Then AG is equal to GC; [III. 3.
therefore the rectangle AE, EC, together with the square on EG, is equal to the square on AG. [II. 5.
To each of these equals add the square on GF;
then the rectangle AE, EC, together with the squares on EG, GF, is equal to the squares on AG, GF. [Axiom 2.
But the squares on EG, GF are equal to the square on EF;
and the squares on AG, GF are equal to the square on AF. [I. 47.

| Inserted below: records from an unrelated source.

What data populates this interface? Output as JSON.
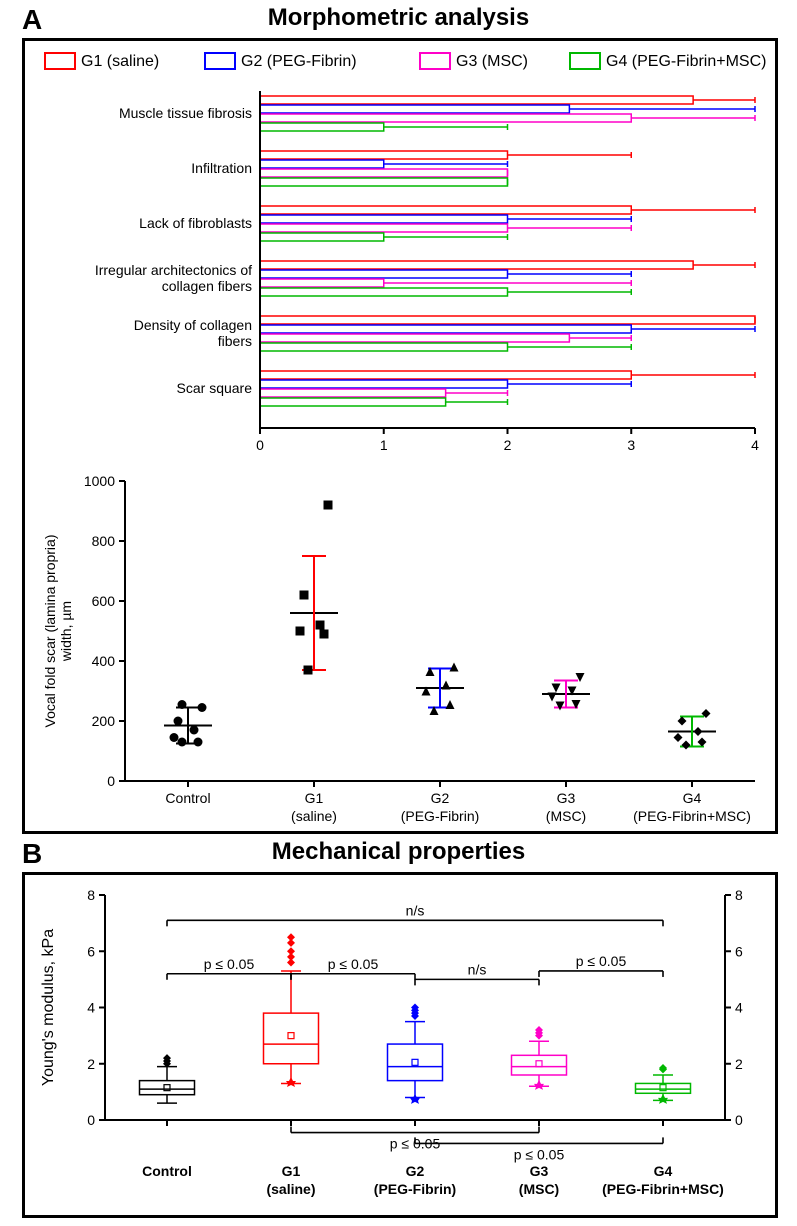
{
  "panelA": {
    "label": "A",
    "title": "Morphometric analysis",
    "legend": [
      {
        "key": "G1",
        "label": "G1 (saline)",
        "color": "#ff0000"
      },
      {
        "key": "G2",
        "label": "G2 (PEG-Fibrin)",
        "color": "#0000ff"
      },
      {
        "key": "G3",
        "label": "G3 (MSC)",
        "color": "#ff00c8"
      },
      {
        "key": "G4",
        "label": "G4 (PEG-Fibrin+MSC)",
        "color": "#00b800"
      }
    ],
    "hbar_chart": {
      "type": "grouped-horizontal-bar",
      "xlim": [
        0,
        4
      ],
      "xticks": [
        0,
        1,
        2,
        3,
        4
      ],
      "tick_fontsize": 14,
      "cat_fontsize": 14,
      "categories": [
        "Muscle tissue fibrosis",
        "Infiltration",
        "Lack of fibroblasts",
        "Irregular architectonics of collagen fibers",
        "Density of collagen fibers",
        "Scar square"
      ],
      "series": [
        {
          "name": "G1",
          "color": "#ff0000",
          "values": [
            3.5,
            2.0,
            3.0,
            3.5,
            4.0,
            3.0
          ],
          "err": [
            0.5,
            1.0,
            1.0,
            0.5,
            0.0,
            1.0
          ]
        },
        {
          "name": "G2",
          "color": "#0000ff",
          "values": [
            2.5,
            1.0,
            2.0,
            2.0,
            3.0,
            2.0
          ],
          "err": [
            1.5,
            1.0,
            1.0,
            1.0,
            1.0,
            1.0
          ]
        },
        {
          "name": "G3",
          "color": "#ff00c8",
          "values": [
            3.0,
            2.0,
            2.0,
            1.0,
            2.5,
            1.5
          ],
          "err": [
            1.0,
            0.0,
            1.0,
            2.0,
            0.5,
            0.5
          ]
        },
        {
          "name": "G4",
          "color": "#00b800",
          "values": [
            1.0,
            2.0,
            1.0,
            2.0,
            2.0,
            1.5
          ],
          "err": [
            1.0,
            0.0,
            1.0,
            1.0,
            1.0,
            0.5
          ]
        }
      ]
    },
    "scatter_chart": {
      "type": "jitter-scatter",
      "ylabel": "Vocal fold scar (lamina propria)\nwidth, µm",
      "ylabel_fontsize": 14,
      "ylim": [
        0,
        1000
      ],
      "yticks": [
        0,
        200,
        400,
        600,
        800,
        1000
      ],
      "tick_fontsize": 14,
      "groups": [
        {
          "label": "Control",
          "sub": "",
          "color": "#000000",
          "marker": "circle",
          "mean": 185,
          "sd": 60,
          "points": [
            130,
            130,
            145,
            170,
            200,
            245,
            255
          ]
        },
        {
          "label": "G1",
          "sub": "(saline)",
          "color": "#ff0000",
          "marker": "square",
          "mean": 560,
          "sd": 190,
          "points": [
            370,
            490,
            500,
            520,
            620,
            920
          ]
        },
        {
          "label": "G2",
          "sub": "(PEG-Fibrin)",
          "color": "#0000ff",
          "marker": "triangle-up",
          "mean": 310,
          "sd": 65,
          "points": [
            235,
            255,
            300,
            320,
            365,
            380
          ]
        },
        {
          "label": "G3",
          "sub": "(MSC)",
          "color": "#ff00c8",
          "marker": "triangle-down",
          "mean": 290,
          "sd": 45,
          "points": [
            250,
            255,
            280,
            300,
            310,
            345
          ]
        },
        {
          "label": "G4",
          "sub": "(PEG-Fibrin+MSC)",
          "color": "#00b800",
          "marker": "diamond",
          "mean": 165,
          "sd": 50,
          "points": [
            120,
            130,
            145,
            165,
            200,
            225
          ]
        }
      ]
    }
  },
  "panelB": {
    "label": "B",
    "title": "Mechanical properties",
    "box_chart": {
      "type": "boxplot",
      "ylabel": "Young's modulus, kPa",
      "ylabel_fontsize": 16,
      "ylim": [
        0,
        8
      ],
      "yticks": [
        0,
        2,
        4,
        6,
        8
      ],
      "yticks_right": [
        0,
        2,
        4,
        6,
        8
      ],
      "tick_fontsize": 14,
      "groups": [
        {
          "label": "Control",
          "sub": "",
          "color": "#000000",
          "q1": 0.9,
          "median": 1.1,
          "q3": 1.4,
          "mean": 1.15,
          "wlo": 0.6,
          "whi": 1.9,
          "outliers": [
            2.0,
            2.1,
            2.2
          ]
        },
        {
          "label": "G1",
          "sub": "(saline)",
          "color": "#ff0000",
          "q1": 2.0,
          "median": 2.7,
          "q3": 3.8,
          "mean": 3.0,
          "wlo": 1.3,
          "whi": 5.3,
          "outliers": [
            5.6,
            5.8,
            6.0,
            6.3,
            6.5
          ],
          "outliers_lo": [
            1.35
          ]
        },
        {
          "label": "G2",
          "sub": "(PEG-Fibrin)",
          "color": "#0000ff",
          "q1": 1.4,
          "median": 1.9,
          "q3": 2.7,
          "mean": 2.05,
          "wlo": 0.8,
          "whi": 3.5,
          "outliers": [
            3.7,
            3.8,
            3.9,
            4.0
          ],
          "outliers_lo": [
            0.75
          ]
        },
        {
          "label": "G3",
          "sub": "(MSC)",
          "color": "#ff00c8",
          "q1": 1.6,
          "median": 1.9,
          "q3": 2.3,
          "mean": 2.0,
          "wlo": 1.2,
          "whi": 2.8,
          "outliers": [
            3.0,
            3.1,
            3.2
          ],
          "outliers_lo": [
            1.25
          ]
        },
        {
          "label": "G4",
          "sub": "(PEG-Fibrin+MSC)",
          "color": "#00b800",
          "q1": 0.95,
          "median": 1.1,
          "q3": 1.3,
          "mean": 1.15,
          "wlo": 0.7,
          "whi": 1.6,
          "outliers": [
            1.8,
            1.85
          ],
          "outliers_lo": [
            0.75
          ]
        }
      ],
      "sig_brackets": [
        {
          "g1": 0,
          "g2": 1,
          "y": 5.2,
          "label": "p ≤ 0.05"
        },
        {
          "g1": 1,
          "g2": 2,
          "y": 5.2,
          "label": "p ≤ 0.05"
        },
        {
          "g1": 2,
          "g2": 3,
          "y": 5.0,
          "label": "n/s"
        },
        {
          "g1": 3,
          "g2": 4,
          "y": 5.3,
          "label": "p ≤ 0.05"
        },
        {
          "g1": 0,
          "g2": 4,
          "y": 7.1,
          "label": "n/s"
        }
      ],
      "sig_brackets_below": [
        {
          "g1": 1,
          "g2": 3,
          "y": -0.7,
          "label": "p ≤ 0.05"
        },
        {
          "g1": 2,
          "g2": 4,
          "y": -1.3,
          "label": "p ≤ 0.05"
        }
      ],
      "sig_fontsize": 14
    }
  },
  "style": {
    "background": "#ffffff",
    "axis_color": "#000000",
    "axis_width": 2,
    "box_lw": 1.5,
    "err_cap": 4
  }
}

Therefore the rectangle AE, EC, together with the square on EF, is equal to the square on AF,
that is, to the square on FB.
But the square on FB is equal to the rectangle BE, ED, together with the square on EF. [II. 5.

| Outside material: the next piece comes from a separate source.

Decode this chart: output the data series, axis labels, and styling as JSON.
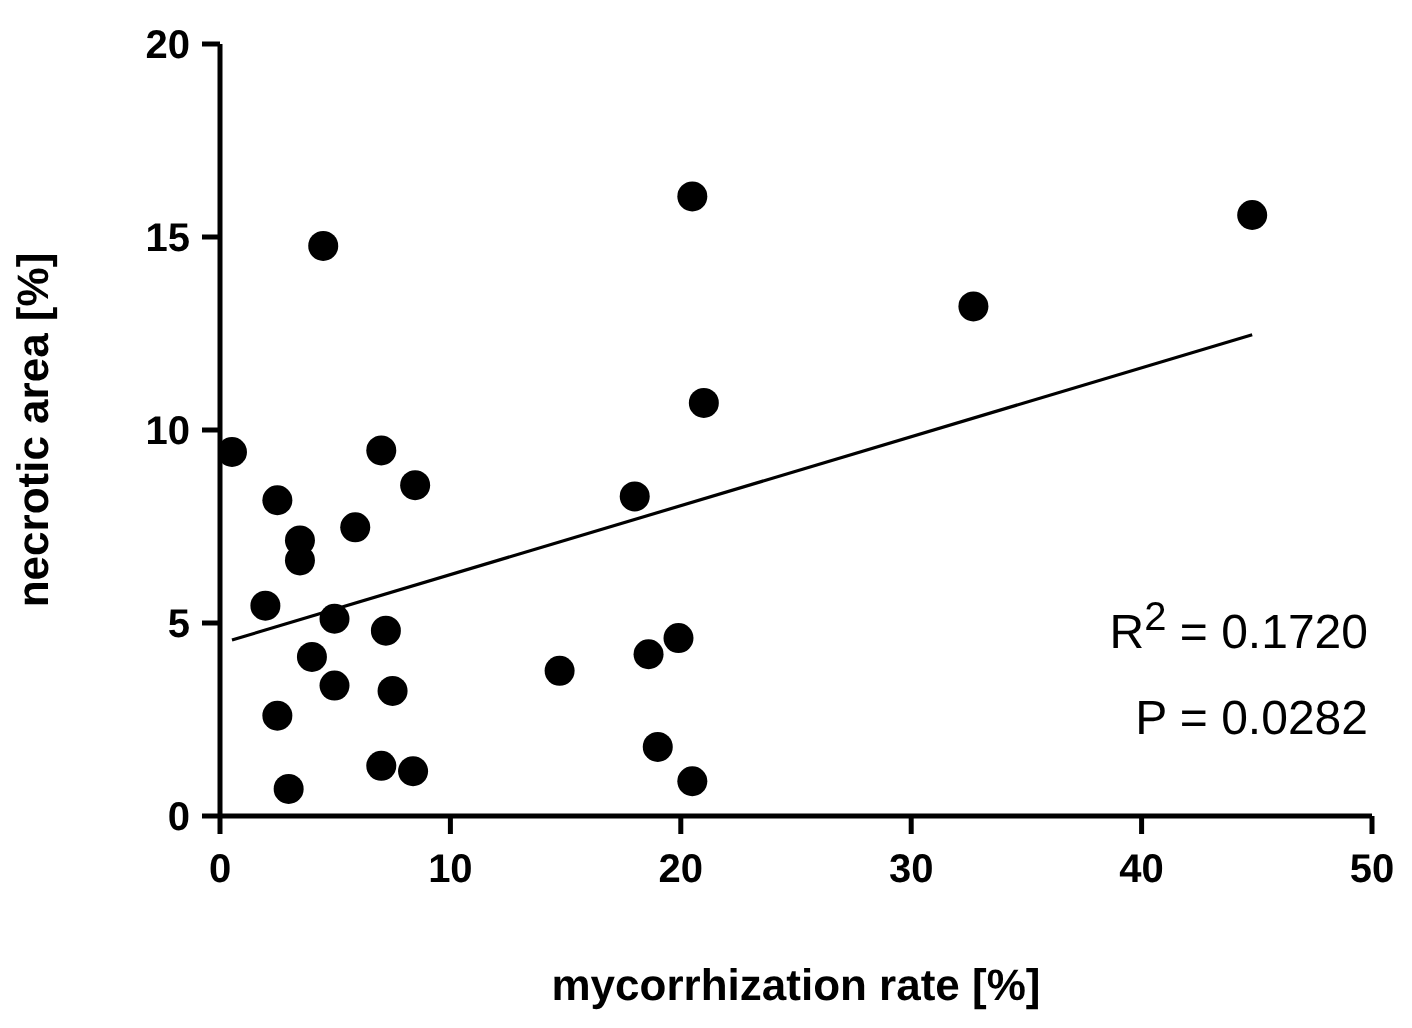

Therefore the rectangle AE, EC, together with the square on EF, is equal to the rectangle BE, ED, together with the square on EF.
Take away the common square on EF;
then the remaining rectangle AE, EG is equal to the remaining rectangle BE, ED. [Axiom 3.

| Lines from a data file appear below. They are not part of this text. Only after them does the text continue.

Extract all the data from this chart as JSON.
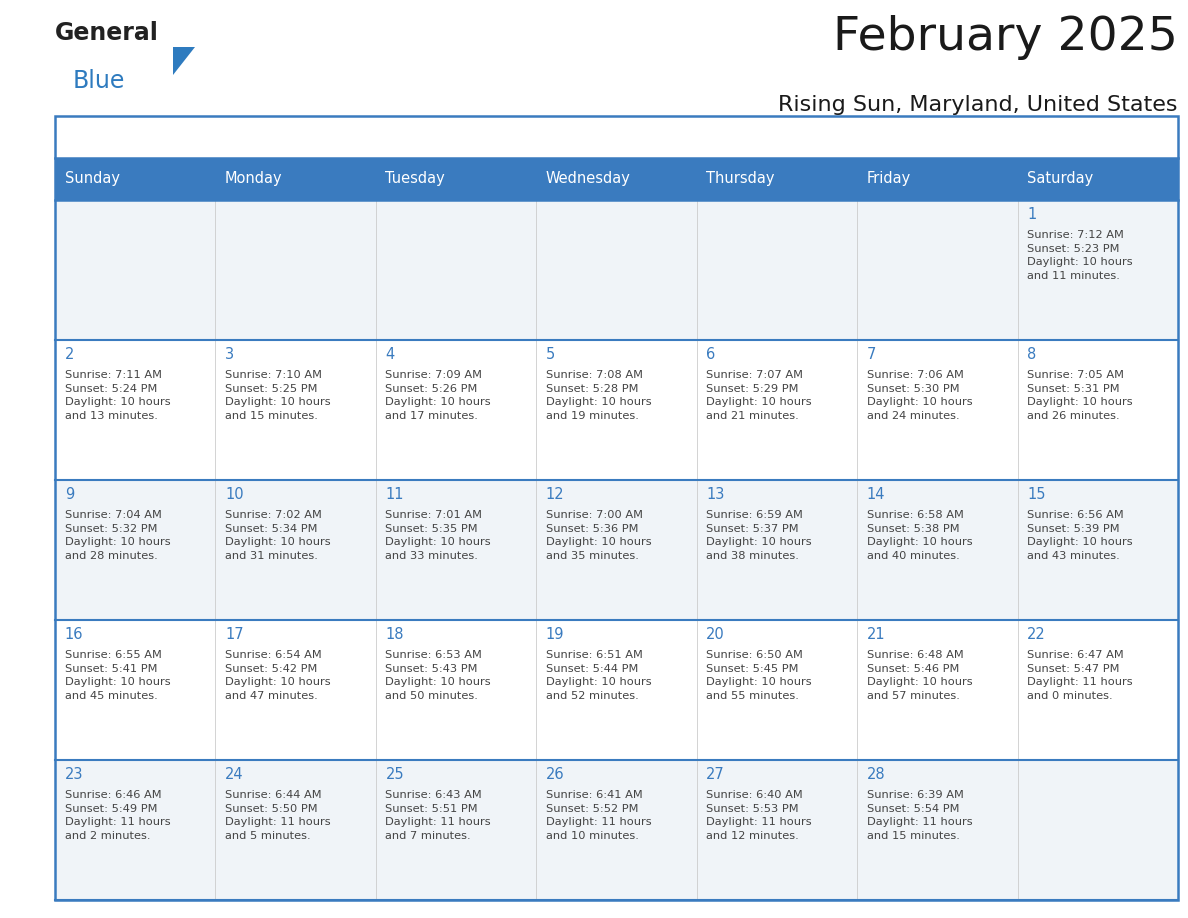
{
  "title": "February 2025",
  "subtitle": "Rising Sun, Maryland, United States",
  "header_color": "#3a7bbf",
  "header_text_color": "#ffffff",
  "cell_bg_odd": "#f0f4f8",
  "cell_bg_even": "#ffffff",
  "border_color": "#3a7bbf",
  "day_number_color": "#3a7bbf",
  "text_color": "#444444",
  "grid_line_color": "#3a7bbf",
  "cell_border_color": "#cccccc",
  "days_of_week": [
    "Sunday",
    "Monday",
    "Tuesday",
    "Wednesday",
    "Thursday",
    "Friday",
    "Saturday"
  ],
  "weeks": [
    [
      {
        "day": "",
        "info": ""
      },
      {
        "day": "",
        "info": ""
      },
      {
        "day": "",
        "info": ""
      },
      {
        "day": "",
        "info": ""
      },
      {
        "day": "",
        "info": ""
      },
      {
        "day": "",
        "info": ""
      },
      {
        "day": "1",
        "info": "Sunrise: 7:12 AM\nSunset: 5:23 PM\nDaylight: 10 hours\nand 11 minutes."
      }
    ],
    [
      {
        "day": "2",
        "info": "Sunrise: 7:11 AM\nSunset: 5:24 PM\nDaylight: 10 hours\nand 13 minutes."
      },
      {
        "day": "3",
        "info": "Sunrise: 7:10 AM\nSunset: 5:25 PM\nDaylight: 10 hours\nand 15 minutes."
      },
      {
        "day": "4",
        "info": "Sunrise: 7:09 AM\nSunset: 5:26 PM\nDaylight: 10 hours\nand 17 minutes."
      },
      {
        "day": "5",
        "info": "Sunrise: 7:08 AM\nSunset: 5:28 PM\nDaylight: 10 hours\nand 19 minutes."
      },
      {
        "day": "6",
        "info": "Sunrise: 7:07 AM\nSunset: 5:29 PM\nDaylight: 10 hours\nand 21 minutes."
      },
      {
        "day": "7",
        "info": "Sunrise: 7:06 AM\nSunset: 5:30 PM\nDaylight: 10 hours\nand 24 minutes."
      },
      {
        "day": "8",
        "info": "Sunrise: 7:05 AM\nSunset: 5:31 PM\nDaylight: 10 hours\nand 26 minutes."
      }
    ],
    [
      {
        "day": "9",
        "info": "Sunrise: 7:04 AM\nSunset: 5:32 PM\nDaylight: 10 hours\nand 28 minutes."
      },
      {
        "day": "10",
        "info": "Sunrise: 7:02 AM\nSunset: 5:34 PM\nDaylight: 10 hours\nand 31 minutes."
      },
      {
        "day": "11",
        "info": "Sunrise: 7:01 AM\nSunset: 5:35 PM\nDaylight: 10 hours\nand 33 minutes."
      },
      {
        "day": "12",
        "info": "Sunrise: 7:00 AM\nSunset: 5:36 PM\nDaylight: 10 hours\nand 35 minutes."
      },
      {
        "day": "13",
        "info": "Sunrise: 6:59 AM\nSunset: 5:37 PM\nDaylight: 10 hours\nand 38 minutes."
      },
      {
        "day": "14",
        "info": "Sunrise: 6:58 AM\nSunset: 5:38 PM\nDaylight: 10 hours\nand 40 minutes."
      },
      {
        "day": "15",
        "info": "Sunrise: 6:56 AM\nSunset: 5:39 PM\nDaylight: 10 hours\nand 43 minutes."
      }
    ],
    [
      {
        "day": "16",
        "info": "Sunrise: 6:55 AM\nSunset: 5:41 PM\nDaylight: 10 hours\nand 45 minutes."
      },
      {
        "day": "17",
        "info": "Sunrise: 6:54 AM\nSunset: 5:42 PM\nDaylight: 10 hours\nand 47 minutes."
      },
      {
        "day": "18",
        "info": "Sunrise: 6:53 AM\nSunset: 5:43 PM\nDaylight: 10 hours\nand 50 minutes."
      },
      {
        "day": "19",
        "info": "Sunrise: 6:51 AM\nSunset: 5:44 PM\nDaylight: 10 hours\nand 52 minutes."
      },
      {
        "day": "20",
        "info": "Sunrise: 6:50 AM\nSunset: 5:45 PM\nDaylight: 10 hours\nand 55 minutes."
      },
      {
        "day": "21",
        "info": "Sunrise: 6:48 AM\nSunset: 5:46 PM\nDaylight: 10 hours\nand 57 minutes."
      },
      {
        "day": "22",
        "info": "Sunrise: 6:47 AM\nSunset: 5:47 PM\nDaylight: 11 hours\nand 0 minutes."
      }
    ],
    [
      {
        "day": "23",
        "info": "Sunrise: 6:46 AM\nSunset: 5:49 PM\nDaylight: 11 hours\nand 2 minutes."
      },
      {
        "day": "24",
        "info": "Sunrise: 6:44 AM\nSunset: 5:50 PM\nDaylight: 11 hours\nand 5 minutes."
      },
      {
        "day": "25",
        "info": "Sunrise: 6:43 AM\nSunset: 5:51 PM\nDaylight: 11 hours\nand 7 minutes."
      },
      {
        "day": "26",
        "info": "Sunrise: 6:41 AM\nSunset: 5:52 PM\nDaylight: 11 hours\nand 10 minutes."
      },
      {
        "day": "27",
        "info": "Sunrise: 6:40 AM\nSunset: 5:53 PM\nDaylight: 11 hours\nand 12 minutes."
      },
      {
        "day": "28",
        "info": "Sunrise: 6:39 AM\nSunset: 5:54 PM\nDaylight: 11 hours\nand 15 minutes."
      },
      {
        "day": "",
        "info": ""
      }
    ]
  ],
  "logo_general_color": "#222222",
  "logo_blue_color": "#2e7bbf",
  "logo_triangle_color": "#2e7bbf"
}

Lastly, let neither of the straight lines AG, BD pass through the centre. Take the centre F, [III. 1.
and through E, the intersection of the straight lines AG, BD, draw the diameter GEFH.
Then, as has been shewn, the rectangle GE, EH is equal to the rectangle AE, EG, and also to the rectangle BE, ED; therefore the rectangle AE, EC is equal to the rectangle BE, ED. [Axiom 1.
Wherefore, if two straight lines &c. q.e.d.